Sheikh Jarrah Revisited

Sheikh Jarrah feature

Two summers ago, I joined a group of Israelis and Palestinians at their weekly protest in the East Jerusalem neighborhood of Sheikh Jarrah. The protests, which began in December 2009 following the eviction of four Palestinian families from their homes in the neighborhood, quickly began attracting hundreds of participants a week, including author David Grossman, former Speaker of the Knesset Avrum Burg, and Nobel Prize laureate Daniel Kahneman. By the time I arrived in August 2010, the Sheikh Jarrah Solidarity Movement had emerged as the Israeli Left’s most significant protest movement in years. Sara Benninga, a young, charismatic art student from Jerusalem, became the face of the movement.

Ameinu ran a Four Questions segment with Sara in March 2010 and I was curious to see for myself what the situation was on the ground. The evening of the protest, Sara picked me up and gave me a personal tour of the area before things got started. I was moved by her passion and commitment to the cause as well as her fluency in the complex issues of Palestinian and Jewish ownership and property rights that the evictions raised. I wrote about my impressions on Foreign Policy.com. It was reprinted here.

Last summer, Israel’s social protest movement dominated the headlines and brought Israelis out into the streets by the hundreds of thousands. Tellingly, the organizers of those protests took great pains to separate their movement from the politics of the Israeli-Palestinian conflict in order to maintain a broad appeal. This strategy seemed to work at the time, though many critics on the left wondered out loud how a self-described social justice movement could ignore the 800-pound guerilla that is Israel’s ongoing occupation of the West Bank. Undoubtedly, the summer protests of 2011 had awakened Israelis to the economic injustices around them, but their failure to address the occupation left the Sheikh Jarrah Solidarity Movement outside of the “big tent.”

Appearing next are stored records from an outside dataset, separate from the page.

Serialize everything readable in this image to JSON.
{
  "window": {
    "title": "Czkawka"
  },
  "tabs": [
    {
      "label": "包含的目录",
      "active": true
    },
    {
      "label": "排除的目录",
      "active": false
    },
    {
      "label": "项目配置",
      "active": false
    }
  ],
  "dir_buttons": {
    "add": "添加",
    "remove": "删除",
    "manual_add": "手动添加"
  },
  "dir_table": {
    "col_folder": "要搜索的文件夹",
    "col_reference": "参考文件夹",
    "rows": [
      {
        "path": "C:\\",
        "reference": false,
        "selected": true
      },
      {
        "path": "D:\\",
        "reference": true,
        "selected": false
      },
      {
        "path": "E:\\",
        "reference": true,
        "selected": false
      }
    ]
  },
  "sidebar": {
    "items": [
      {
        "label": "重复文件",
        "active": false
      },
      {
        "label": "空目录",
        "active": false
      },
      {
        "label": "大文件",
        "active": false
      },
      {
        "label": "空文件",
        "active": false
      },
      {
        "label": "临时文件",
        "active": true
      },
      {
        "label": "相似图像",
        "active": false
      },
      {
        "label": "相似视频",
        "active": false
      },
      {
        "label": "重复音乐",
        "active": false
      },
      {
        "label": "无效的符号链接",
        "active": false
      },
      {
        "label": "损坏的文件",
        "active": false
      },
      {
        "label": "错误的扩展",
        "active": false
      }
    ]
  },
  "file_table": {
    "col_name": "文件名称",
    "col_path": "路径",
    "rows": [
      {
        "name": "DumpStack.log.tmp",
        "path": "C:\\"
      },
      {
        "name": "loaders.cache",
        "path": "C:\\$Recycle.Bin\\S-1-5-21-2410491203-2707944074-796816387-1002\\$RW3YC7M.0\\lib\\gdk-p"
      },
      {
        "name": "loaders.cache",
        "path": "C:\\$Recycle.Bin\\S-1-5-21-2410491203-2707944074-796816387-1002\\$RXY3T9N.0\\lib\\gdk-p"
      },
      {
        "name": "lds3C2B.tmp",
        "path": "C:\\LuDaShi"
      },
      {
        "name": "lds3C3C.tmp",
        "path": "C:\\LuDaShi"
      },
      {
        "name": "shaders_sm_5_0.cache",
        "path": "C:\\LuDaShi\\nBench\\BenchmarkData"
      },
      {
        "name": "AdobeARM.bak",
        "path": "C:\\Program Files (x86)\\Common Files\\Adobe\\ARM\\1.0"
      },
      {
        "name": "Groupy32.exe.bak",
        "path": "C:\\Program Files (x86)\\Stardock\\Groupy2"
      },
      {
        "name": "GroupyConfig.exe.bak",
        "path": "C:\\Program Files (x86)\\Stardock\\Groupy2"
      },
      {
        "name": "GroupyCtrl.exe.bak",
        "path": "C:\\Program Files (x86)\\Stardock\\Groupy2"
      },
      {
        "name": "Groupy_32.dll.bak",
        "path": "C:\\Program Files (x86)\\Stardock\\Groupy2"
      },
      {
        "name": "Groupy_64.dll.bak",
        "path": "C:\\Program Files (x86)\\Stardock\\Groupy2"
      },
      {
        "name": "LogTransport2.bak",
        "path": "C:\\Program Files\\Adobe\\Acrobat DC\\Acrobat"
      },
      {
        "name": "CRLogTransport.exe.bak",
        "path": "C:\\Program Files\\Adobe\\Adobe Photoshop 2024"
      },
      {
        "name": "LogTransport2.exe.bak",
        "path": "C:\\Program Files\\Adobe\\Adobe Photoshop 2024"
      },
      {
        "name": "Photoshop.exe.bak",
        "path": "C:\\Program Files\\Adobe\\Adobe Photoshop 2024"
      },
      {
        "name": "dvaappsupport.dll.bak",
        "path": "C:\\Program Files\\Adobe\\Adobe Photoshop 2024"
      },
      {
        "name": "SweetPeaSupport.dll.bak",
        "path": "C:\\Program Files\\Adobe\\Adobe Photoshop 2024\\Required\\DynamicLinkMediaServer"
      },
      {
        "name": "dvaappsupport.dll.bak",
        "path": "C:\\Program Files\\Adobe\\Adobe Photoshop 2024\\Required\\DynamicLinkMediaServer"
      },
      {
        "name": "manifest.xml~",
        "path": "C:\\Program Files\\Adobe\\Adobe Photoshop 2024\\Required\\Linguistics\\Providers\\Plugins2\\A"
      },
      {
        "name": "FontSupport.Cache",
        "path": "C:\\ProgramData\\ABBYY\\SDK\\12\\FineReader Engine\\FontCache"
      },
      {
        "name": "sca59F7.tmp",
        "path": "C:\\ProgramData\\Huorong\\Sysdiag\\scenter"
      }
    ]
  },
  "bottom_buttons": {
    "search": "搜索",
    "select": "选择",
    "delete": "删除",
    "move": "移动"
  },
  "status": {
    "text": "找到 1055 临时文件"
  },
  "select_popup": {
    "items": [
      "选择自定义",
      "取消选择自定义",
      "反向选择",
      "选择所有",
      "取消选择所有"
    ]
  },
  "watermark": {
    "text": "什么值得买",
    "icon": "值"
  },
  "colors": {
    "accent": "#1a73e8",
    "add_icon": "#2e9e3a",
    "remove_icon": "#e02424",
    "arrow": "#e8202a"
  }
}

 This past month, July 2012, I returned to Sheikh Jarrah to see what, if anything had changed over the past two years. As always, Sara Benninga was there, but she told me that she was no longer leading the movement, having resumed her full time studies; the neighborhood residents now organize the weekly demonstrations themselves. The crowd was smaller too, with fewer than 100 people on the street. But the passion was still there with Palestinian kids taking turns leading the chants and the passing cars honking in solidarity with those on the street. There were also several confrontations with the ultra-Orthodox settlers who were squatting in the homes from which Palestinians had been evicted. Tensions flared and while there was a lot of yelling and name-calling, the protests never turned violent and not for one moment did I fear for anyone’s safety. The principles of non-violent protest that guide the movement easily carried the day.

While the crowds at Sheikh Jarrah may be smaller than they were two years ago, the core issue remains unchanged: the Palestinians have not been allowed to return to their homes and more neighborhood residents are facing eviction. The movement is also expanding to include other Palestinian areas that are being threatened by settler encroachment, such as the Palestinian village of Susiya, which is slated for demolition.  While the nationwide social protest movement continues to garner the headlines this summer as that movement enters a newer, perhaps more radical phase, the protests at Sheikh Jarrah remain at the forefront of the struggle against the occupation. Perhaps it is inevitable that the two movements will converge – the occupation plays too large of a role in perpetuating Israel’s social inequality for the obvious link to continue to be ignored. The government crackdown on the social protesters this summer could be the catalyst for the merging of these two forces for change in Israel and the territories.